11 Auch wenn der Revisionswerber vorbringt, dass er einen "Gutteil der Waffen" von seinem Adoptivvater "zehn Jahre vor der Amtshandlung" übernommen habe, hat er damit gehäuft strafrechtlich verpönte Gesetzesverletzungen über einen längeren Zeitraum in Kauf genommen, was zu einer unberechtigten Ansammlung einer beachtlichen Menge von Waffen einschließlich Kriegsmaterial und verbotenen Waffen geführt hat. Von einem "Wohlverhalten" des Revisionswerbers "in einem 10-jährigen Beobachtungszeitraum" kann entgegen der Revision derart keine Rede sein. Vielmehr dokumentiert sich in seinem Fehlverhalten eine auffallende Sorglosigkeit im Umgang mit Waffen, wobei der unerlaubte Besitz von verbotenen Waffen und von Kriegsmaterial bei der für eine Verhängung eines Waffenverbots anzustellenden Prognose zu Ungunsten des Revisionswerbers besonders ins Gewicht fällt (vgl. VwGH 27.1.2010, 2009/03/0082; VwGH 19.3.2013, 2012/03/0172). Ebenso fällt in diesem Zusammenhang zu Ungunsten des Revisionswerbers besonders ins Gewicht, dass er aus seinem Dienst beim österreichischen Bundesheer Knallkörper, Knallpatronen und Übungshandgranaten und Zünder in die besagte Wohnung mitgenommen hat; dass er dazu eine Berechtigung besessen hätte, bringt er nicht vor, eine solche ist auch sonst nicht ersichtlich. In diesem Zusammenhang ist zudem zu berücksichtigen, dass Kriegsmaterial ausschließlich dem Kampfeinsatz dient und sich durch eine besondere Gefährlichkeit auszeichnet (vgl. VwGH 29.1.2015, Ra 2015/03/0002, mwH).

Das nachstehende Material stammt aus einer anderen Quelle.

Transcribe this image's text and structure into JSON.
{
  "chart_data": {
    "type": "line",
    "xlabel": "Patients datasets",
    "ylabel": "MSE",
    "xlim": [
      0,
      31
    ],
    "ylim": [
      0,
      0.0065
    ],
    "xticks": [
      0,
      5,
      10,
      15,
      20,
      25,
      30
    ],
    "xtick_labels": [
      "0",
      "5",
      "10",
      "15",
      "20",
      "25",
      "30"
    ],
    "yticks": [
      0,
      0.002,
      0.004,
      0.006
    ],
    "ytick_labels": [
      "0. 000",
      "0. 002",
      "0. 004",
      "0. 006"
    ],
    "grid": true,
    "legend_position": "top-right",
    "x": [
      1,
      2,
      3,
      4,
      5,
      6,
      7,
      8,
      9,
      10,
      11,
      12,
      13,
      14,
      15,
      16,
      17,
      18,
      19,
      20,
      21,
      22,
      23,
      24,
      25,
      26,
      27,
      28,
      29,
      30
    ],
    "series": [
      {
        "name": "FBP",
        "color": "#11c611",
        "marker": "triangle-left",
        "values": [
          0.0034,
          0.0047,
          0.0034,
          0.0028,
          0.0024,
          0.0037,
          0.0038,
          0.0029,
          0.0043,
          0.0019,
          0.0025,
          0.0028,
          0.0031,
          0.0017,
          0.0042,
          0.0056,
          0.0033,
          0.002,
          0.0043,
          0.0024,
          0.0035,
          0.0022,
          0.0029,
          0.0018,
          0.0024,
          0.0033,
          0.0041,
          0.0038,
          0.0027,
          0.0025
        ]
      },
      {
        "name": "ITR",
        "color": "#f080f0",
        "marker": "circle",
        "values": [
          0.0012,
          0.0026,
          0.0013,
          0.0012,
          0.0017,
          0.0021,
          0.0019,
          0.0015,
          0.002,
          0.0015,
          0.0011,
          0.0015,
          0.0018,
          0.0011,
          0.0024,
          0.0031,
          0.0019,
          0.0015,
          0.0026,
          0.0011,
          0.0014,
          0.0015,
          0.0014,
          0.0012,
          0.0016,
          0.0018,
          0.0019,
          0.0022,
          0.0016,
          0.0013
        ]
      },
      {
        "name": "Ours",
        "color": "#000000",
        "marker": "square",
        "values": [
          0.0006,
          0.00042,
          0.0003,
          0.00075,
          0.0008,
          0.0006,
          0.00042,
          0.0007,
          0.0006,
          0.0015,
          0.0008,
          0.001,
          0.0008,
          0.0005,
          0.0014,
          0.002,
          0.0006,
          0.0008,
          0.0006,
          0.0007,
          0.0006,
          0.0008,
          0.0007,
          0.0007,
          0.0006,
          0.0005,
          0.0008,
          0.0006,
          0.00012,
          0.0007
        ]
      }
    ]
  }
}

12 Ausgehend davon liegt die vorliegende Entscheidung des VwG angesichts des (auch) für die Prognoseentscheidung nach § 12 WaffG maßgebenden strengen Maßstabes im Rahmen der Leitlinien der Rechtsprechung des Verwaltungsgerichtshofes. Wesentlich ist in diesem Zusammenhang ausschließlich die Tatsache, dass dem vom Waffenverbot betroffenen Menschen angesichts seines Verhaltens weiterhin eine missbräuchliche Verwendung von Waffen zuzutrauen bzw. von diesem zu befürchten ist (vgl. VwGH 20.3.2018, Ra 2018/03/0022). Im vorliegenden Fall ist diese Voraussetzung angesichts des beschriebenen unerlaubten Besitzes von Waffen in großem Umfang einschließlich von verbotenen Waffen und Kriegsmaterial gegeben. Dass die in Rede stehenden Waffen weder geladen noch ungenügend verwahrt worden seien, vermag daran nichts zu ändern. Fehl geht damit ferner das Vorbringen, das VwG habe den zum Zeitpunkt seiner Entscheidung schon eingebrachten Antrag des Revisionswerbers auf Aufhebung des verhängten Waffenverbotes sowie die seit der Erlassung des Mandatsbescheides im Jahr 2014 verstrichene Zeit nicht hinreichend berücksichtigt. Von daher erweist sich schließlich der Hinweis als nicht zielführend, der Revisionswerber habe zur "Legalisierung" seines Waffenbesitzes ohnehin im Jahr 2014 einen Büchsenmacher aufsuchen wollen, wozu es aber im Hinblick auf das besagte Waffenverbot nicht mehr gekommen sei.

13 D.  In der Revision werden somit keine Rechtsfragen aufgeworfen, denen im Sinne des Art. 133 Abs. 4 B-VG grundsätzliche Bedeutung zukäme.

14 Die Revision war daher zurückzuweisen.